I think these photographs raise some fascinating questions about how a smart city is visualised by its residents (or, more accurately, what the judges thought were the best ways some residents had pictured a smart city). Nineteen photographs made it to the final stage – not many, so I should be careful about drawing any big interpretive conclusions from them. On the other hand, as I’ve remarked before, one of the liberating things about writing a blog is that sometimes the robust methodological procedures of the social sciences can be laid to one side and a little more speculative thinking permitted…
So one thing that struck me immediately about these nineteen was how so many of them focus on the landscape of Milton Keynes, and especially on its ‘natural’ landscape: trees, parks, canals, lakes, skies. There are no pictures of servers or data hubs or smartphones (though there are two photos of electric car charging points, one of a bus charging wirelessly and one of solar panels).
This preference for picturing a smart city as a green city perhaps speaks to the distinctive history of Milton Keynes. Milton Keynes was designed as a new city in the late 1960s and early 1970s with plenty of experiments in (and symbols of) more sustainable living: houses powered by solar energy, cycle ways paralleling the roads, a dial-a-bus service, a tree cathedral… the whole city is full of trees and parks and is oriented along a ley line! Milton Keynes has a strong sense of itself as green, then, and these photographs might be speaking to that sense of place. The photos perhaps also draw on a rather English preference for rural landscapes, gardens and parks.
The other thing that struck me about the photographs was the way they display the sort of visual aesthetic that seems increasingly common in many digital images, which is a kind of glow against darkness, whether that’s lights gleaming at dusk or (elsewhere) live data feeds pulsating across a black background. No less than seven are taken around sunset, and one more makes a striking play between a sky darkened by clouds and a golden building.
So, possibly, what we have in this admittedly tiny sample of photographs is an interesting play between what someone like Lev Manovich might suggest is an increasingly widespread visual aesthetic, driven by the extensive use of digital image creation/editing software – even a global visual aesthetic – and something that’s may be much more local, attuned to the specific histories of this particular city and its sense of place.

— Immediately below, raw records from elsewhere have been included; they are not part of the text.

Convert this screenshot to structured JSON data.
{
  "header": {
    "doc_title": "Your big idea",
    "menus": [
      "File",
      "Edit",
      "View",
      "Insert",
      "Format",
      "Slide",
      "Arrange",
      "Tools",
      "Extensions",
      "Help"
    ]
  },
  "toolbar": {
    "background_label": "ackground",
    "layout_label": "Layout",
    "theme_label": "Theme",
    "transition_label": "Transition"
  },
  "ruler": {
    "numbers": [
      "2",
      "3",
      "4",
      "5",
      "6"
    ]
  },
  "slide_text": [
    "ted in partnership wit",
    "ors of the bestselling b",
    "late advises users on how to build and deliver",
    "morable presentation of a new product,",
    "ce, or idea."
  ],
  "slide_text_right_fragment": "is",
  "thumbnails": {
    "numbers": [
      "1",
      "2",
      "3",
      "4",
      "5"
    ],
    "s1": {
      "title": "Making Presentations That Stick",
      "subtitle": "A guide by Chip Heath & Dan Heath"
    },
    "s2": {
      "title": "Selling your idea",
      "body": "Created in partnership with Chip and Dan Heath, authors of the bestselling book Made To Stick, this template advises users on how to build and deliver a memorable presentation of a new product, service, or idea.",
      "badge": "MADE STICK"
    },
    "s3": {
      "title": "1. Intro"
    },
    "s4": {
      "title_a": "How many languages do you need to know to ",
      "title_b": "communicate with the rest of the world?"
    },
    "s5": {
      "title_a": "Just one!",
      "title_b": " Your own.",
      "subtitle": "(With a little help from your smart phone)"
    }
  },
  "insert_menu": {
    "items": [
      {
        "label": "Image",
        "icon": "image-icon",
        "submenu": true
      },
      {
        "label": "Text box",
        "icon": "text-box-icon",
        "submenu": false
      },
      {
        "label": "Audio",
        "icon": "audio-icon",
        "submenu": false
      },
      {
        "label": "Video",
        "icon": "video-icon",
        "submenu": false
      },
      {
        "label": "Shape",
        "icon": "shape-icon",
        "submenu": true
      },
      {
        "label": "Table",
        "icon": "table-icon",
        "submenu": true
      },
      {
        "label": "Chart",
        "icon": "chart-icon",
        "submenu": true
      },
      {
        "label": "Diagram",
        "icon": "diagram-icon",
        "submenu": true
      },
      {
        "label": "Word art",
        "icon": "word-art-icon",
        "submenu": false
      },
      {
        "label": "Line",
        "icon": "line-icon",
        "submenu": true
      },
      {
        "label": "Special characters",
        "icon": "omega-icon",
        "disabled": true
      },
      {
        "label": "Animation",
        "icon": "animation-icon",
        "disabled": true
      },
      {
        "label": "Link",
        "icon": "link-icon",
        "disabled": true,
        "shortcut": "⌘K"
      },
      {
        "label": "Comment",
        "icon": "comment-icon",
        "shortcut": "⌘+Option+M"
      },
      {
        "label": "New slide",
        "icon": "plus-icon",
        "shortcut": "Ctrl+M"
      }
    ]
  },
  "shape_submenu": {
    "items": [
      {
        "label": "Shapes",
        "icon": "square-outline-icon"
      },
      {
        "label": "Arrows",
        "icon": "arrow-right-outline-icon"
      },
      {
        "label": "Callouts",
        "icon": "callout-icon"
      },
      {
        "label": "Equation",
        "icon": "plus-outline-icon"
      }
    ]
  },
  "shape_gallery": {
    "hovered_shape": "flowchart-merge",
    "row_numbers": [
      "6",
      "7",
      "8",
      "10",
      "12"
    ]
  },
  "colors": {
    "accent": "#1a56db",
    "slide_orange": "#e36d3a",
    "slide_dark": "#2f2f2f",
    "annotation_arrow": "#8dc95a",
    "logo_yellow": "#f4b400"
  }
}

Now, of course, as Doreen Massey would immediately have pointed out, there’s no clear distinction between the local and the global. Many of the ideas behind Milton Keynes, and implicit in its first visualisations, were imported by its architects from the west coast of the USA, for example, and I’ve already suggested that a love of rural landscape may be as much English as anything to do with Milton Keynes. But it’s precisely this play between the new and the old, between existing ways of seeing and of making images with new ways of seeing and making, that I find so fascinating in this small collection of photographs.